Born to run
AB de Villiers is one of those nauseatingly-talented sportsmen who could have turned his hand to pretty much any game he so wished. The son of sports-obsessed parents who moved from the backwoods of Limpopo Province to Pretoria when he was just six, he was blessed with such outrageous hand-eye co-ordination that a career in tennis, rugby or even golf could have made him into a household name.
But in the end (or rather, in the beginning, seeing as he made his debut at the tender age of 21) he chose cricket, and after Tuesday's sensational performance against West Indies in Grenada, it's looking once again like a very fine decision. de Villiers defied the combined effects of cramp, heat exhaustion and dehydration to clobber 146 of the finest runs from just 130 balls, and then - despite being plugged into an intravenous drip after his dismissal - he returned to the field to grab a smart low catch at point.

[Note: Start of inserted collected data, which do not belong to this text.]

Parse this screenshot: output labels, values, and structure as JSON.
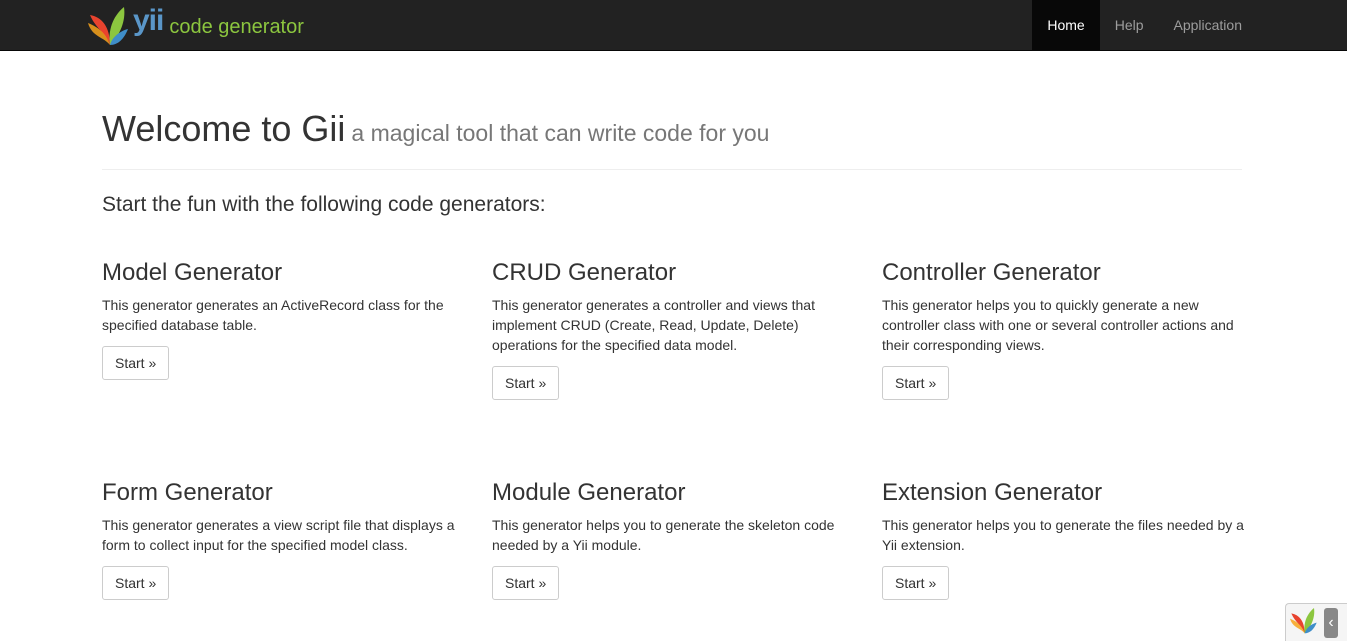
{
  "brand": {
    "word": "yii",
    "subtitle": "code generator",
    "logo_icon": "yii-leaf-logo-icon"
  },
  "nav": {
    "items": [
      {
        "label": "Home",
        "active": true
      },
      {
        "label": "Help",
        "active": false
      },
      {
        "label": "Application",
        "active": false
      }
    ]
  },
  "header": {
    "title": "Welcome to Gii",
    "subtitle": "a magical tool that can write code for you"
  },
  "lead": "Start the fun with the following code generators:",
  "generators": [
    {
      "title": "Model Generator",
      "description": "This generator generates an ActiveRecord class for the specified database table.",
      "button": "Start »"
    },
    {
      "title": "CRUD Generator",
      "description": "This generator generates a controller and views that implement CRUD (Create, Read, Update, Delete) operations for the specified data model.",
      "button": "Start »"
    },
    {
      "title": "Controller Generator",
      "description": "This generator helps you to quickly generate a new controller class with one or several controller actions and their corresponding views.",
      "button": "Start »"
    },
    {
      "title": "Form Generator",
      "description": "This generator generates a view script file that displays a form to collect input for the specified model class.",
      "button": "Start »"
    },
    {
      "title": "Module Generator",
      "description": "This generator helps you to generate the skeleton code needed by a Yii module.",
      "button": "Start »"
    },
    {
      "title": "Extension Generator",
      "description": "This generator helps you to generate the files needed by a Yii extension.",
      "button": "Start »"
    }
  ],
  "debug_toolbar": {
    "logo_icon": "yii-leaf-logo-icon",
    "toggle_icon": "chevron-left-icon"
  },
  "colors": {
    "navbar_bg": "#222222",
    "brand_blue": "#5a96c8",
    "brand_green": "#8cc63f",
    "active_nav": "#080808"
  }
}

It's been a bit of an all-or-nothing tournament for de Villiers. The last time he teed off to such spectacular effect was also the last time he made any runs of note - against Australia at Basseterre in the pool stages, when a freak run-out from the boundary's edge by Shane Watson sawed him off for 92 from just 70 balls. On that occasion, South Africa were chasing a massive 378 for victory and understandably faltered, but today de Villiers showed he was just as happy setting the pace.
Since then, however, he's been rather alarmingly anonymous - a pair of ducks against Sri Lanka and Ireland and just 15 in the defeat against Bangladesh, when his untimely dismissal really opened the floodgates. But there was never any question of his captain or management losing faith in him - he's simply too much of a golden boy to fail for long.
The composure de Villiers showed on his international debut remains remarkable to this day. In a seismic series against an England side at the peak of their powers in 2004-05, he was thrown in as an opener in an unsettled and experimental side for the first Test. Within a week of South Africa's opening defeat, he was making his debut all over again - as a No. 7 batsman and wicketkeeper (another useful string to his bow), and contributed an unbeaten 52 to salvage an incredible last-gasp draw.
By the fourth Test at Johannesburg, Mark Boucher was back in his rightful place with the gloves and de Villiers was floating, a touch aimlessly, in the middle order, but for the series decider at Centurion, he leapt into the opener's slot and responded gleefully with twin scores of 92 and 109. He has been a fixture in the Test team ever since, although his one-day appearances have been patchier, with several fits and starts until a more solid run in the side leading into the World Cup.
After this little onslaught today, however, there'll be no quibbling about his role at the top of a South African batting line-up that few can match for sheer power. He is smaller - more delicate even - than many of his colleagues, the bruisers Graeme Smith and Jacques Kallis in particular. But he packs such a mean punch in a bat that he wields like a rapier. On Tuesday, even with his movement so hindered that he was falling over in his followthrough, he smoked the ball through the covers with the grace, timing and placement of a Roger Federer. Which is what, in another life, he might have become.
What he says
"I was actually trying to get out but that didn't work, so I had to play through the cramps. I stayed there for much longer than I thought I would, but when I got to a hundred I knew I had to go for it and play my shots - because I knew the guys after that could hit the ball even further than me."
What they say - Brian Lara
"It was a very good innings and it laid the foundations for South Africa. He gave them their momentum in the 10th to 15th over, and they never let go of it. When he scored a hundred and pulled up with cramp, he decided to play for boundaries. It was a very good innings, and a good allround performance."